GAP-Seq: a method for identification of DNA palindromes
1 Gene Regulation and Chromosome Biology Laboratory, Frederick National Laboratory for Cancer Research, Cancer Research and Development Center, Frederick, MD 21702, USA
2 ABCC/ ISP, SAIC-Frederick, Inc., Frederick National Laboratory for Cancer Research, Frederick, MD 21702, USA
3 Department of Molecular Genetics, Cleveland Clinic Lerner Research Institute, Cleveland, Ohio 44195, USA
BMC Genomics 2014, 15:394 doi:10.1186/1471-2164-15-394Published: 22 May 2014
Closely spaced long inverted repeats, also known as DNA palindromes, can undergo intrastrand annealing to form DNA hairpins. The ability to form these hairpins results in genome instability, difficulties in maintaining clones in Escherichia coli and major problems for most DNA sequencing approaches. Because of their role in genomic instability and gene amplification in some human cancers, it is important to develop systematic approaches to detect and characterize DNA palindromes.

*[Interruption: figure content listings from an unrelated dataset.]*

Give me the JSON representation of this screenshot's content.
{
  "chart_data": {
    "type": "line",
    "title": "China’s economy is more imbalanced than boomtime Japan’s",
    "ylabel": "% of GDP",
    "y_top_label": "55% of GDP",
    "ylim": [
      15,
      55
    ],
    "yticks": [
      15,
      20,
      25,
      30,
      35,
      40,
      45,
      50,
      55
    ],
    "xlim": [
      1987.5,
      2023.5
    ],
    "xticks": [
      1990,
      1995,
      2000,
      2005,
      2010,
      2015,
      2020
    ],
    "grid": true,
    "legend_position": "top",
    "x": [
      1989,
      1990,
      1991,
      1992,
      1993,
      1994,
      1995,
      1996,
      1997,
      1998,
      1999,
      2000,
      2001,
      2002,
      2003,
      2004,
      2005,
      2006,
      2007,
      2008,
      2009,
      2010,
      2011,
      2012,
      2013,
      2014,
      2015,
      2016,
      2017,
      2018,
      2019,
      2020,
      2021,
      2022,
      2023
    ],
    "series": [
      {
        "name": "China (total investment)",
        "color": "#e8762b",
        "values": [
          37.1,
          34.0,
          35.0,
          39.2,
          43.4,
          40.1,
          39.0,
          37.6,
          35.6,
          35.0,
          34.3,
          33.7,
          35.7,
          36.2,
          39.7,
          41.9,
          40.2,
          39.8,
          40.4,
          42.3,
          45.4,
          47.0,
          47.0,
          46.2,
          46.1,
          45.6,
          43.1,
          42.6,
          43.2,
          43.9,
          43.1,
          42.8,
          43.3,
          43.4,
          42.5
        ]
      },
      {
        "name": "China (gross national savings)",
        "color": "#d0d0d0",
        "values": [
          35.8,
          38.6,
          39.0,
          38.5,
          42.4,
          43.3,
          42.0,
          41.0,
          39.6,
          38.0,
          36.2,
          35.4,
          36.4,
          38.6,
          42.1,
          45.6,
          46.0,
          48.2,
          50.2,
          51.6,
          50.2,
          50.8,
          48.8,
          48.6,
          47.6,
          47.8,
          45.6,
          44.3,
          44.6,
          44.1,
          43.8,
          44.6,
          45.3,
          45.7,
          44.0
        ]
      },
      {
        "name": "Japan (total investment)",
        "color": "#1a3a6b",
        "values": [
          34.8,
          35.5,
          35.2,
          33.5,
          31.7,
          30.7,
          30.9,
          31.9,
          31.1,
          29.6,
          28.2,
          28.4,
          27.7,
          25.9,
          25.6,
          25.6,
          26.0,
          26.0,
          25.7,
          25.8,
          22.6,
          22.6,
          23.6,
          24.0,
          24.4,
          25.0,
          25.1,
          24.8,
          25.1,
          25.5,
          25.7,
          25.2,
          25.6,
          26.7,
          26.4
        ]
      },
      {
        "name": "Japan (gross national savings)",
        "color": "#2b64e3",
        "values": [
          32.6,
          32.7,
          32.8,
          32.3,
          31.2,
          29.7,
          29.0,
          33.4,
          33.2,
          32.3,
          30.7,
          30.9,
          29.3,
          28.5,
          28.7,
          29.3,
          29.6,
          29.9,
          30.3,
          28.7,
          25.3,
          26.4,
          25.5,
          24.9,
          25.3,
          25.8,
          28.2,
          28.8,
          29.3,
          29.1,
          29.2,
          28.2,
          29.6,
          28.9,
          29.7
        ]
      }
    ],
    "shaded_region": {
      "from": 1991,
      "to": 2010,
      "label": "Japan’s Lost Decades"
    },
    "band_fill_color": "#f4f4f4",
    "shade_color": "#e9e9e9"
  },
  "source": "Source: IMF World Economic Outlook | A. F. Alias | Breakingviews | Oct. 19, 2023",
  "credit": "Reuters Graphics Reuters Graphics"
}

We developed a new protocol to identify palindromes that couples the S1 nuclease treated Cot0 DNA (GAPF) with high-throughput sequencing (GAP-Seq). Unlike earlier protocols, it does not involve restriction enzymatic digestion prior to DNA snap-back thereby preserving longer DNA sequences. It also indicates the location of the novel junction, which can then be recovered. Using MCF-7 breast cancer cell line as the proof-of-principle analysis, we have identified 35 palindrome candidates and physically characterized the top 5 candidates and their junctions. Because this protocol eliminates many of the false positives that plague earlier techniques, we have improved palindrome identification.
The GAP-Seq approach underscores the importance of developing new tools for identifying and characterizing palindromes, and provides a new strategy to systematically assess palindromes in genomes. It will be useful for studying human cancers and other diseases associated with palindromes.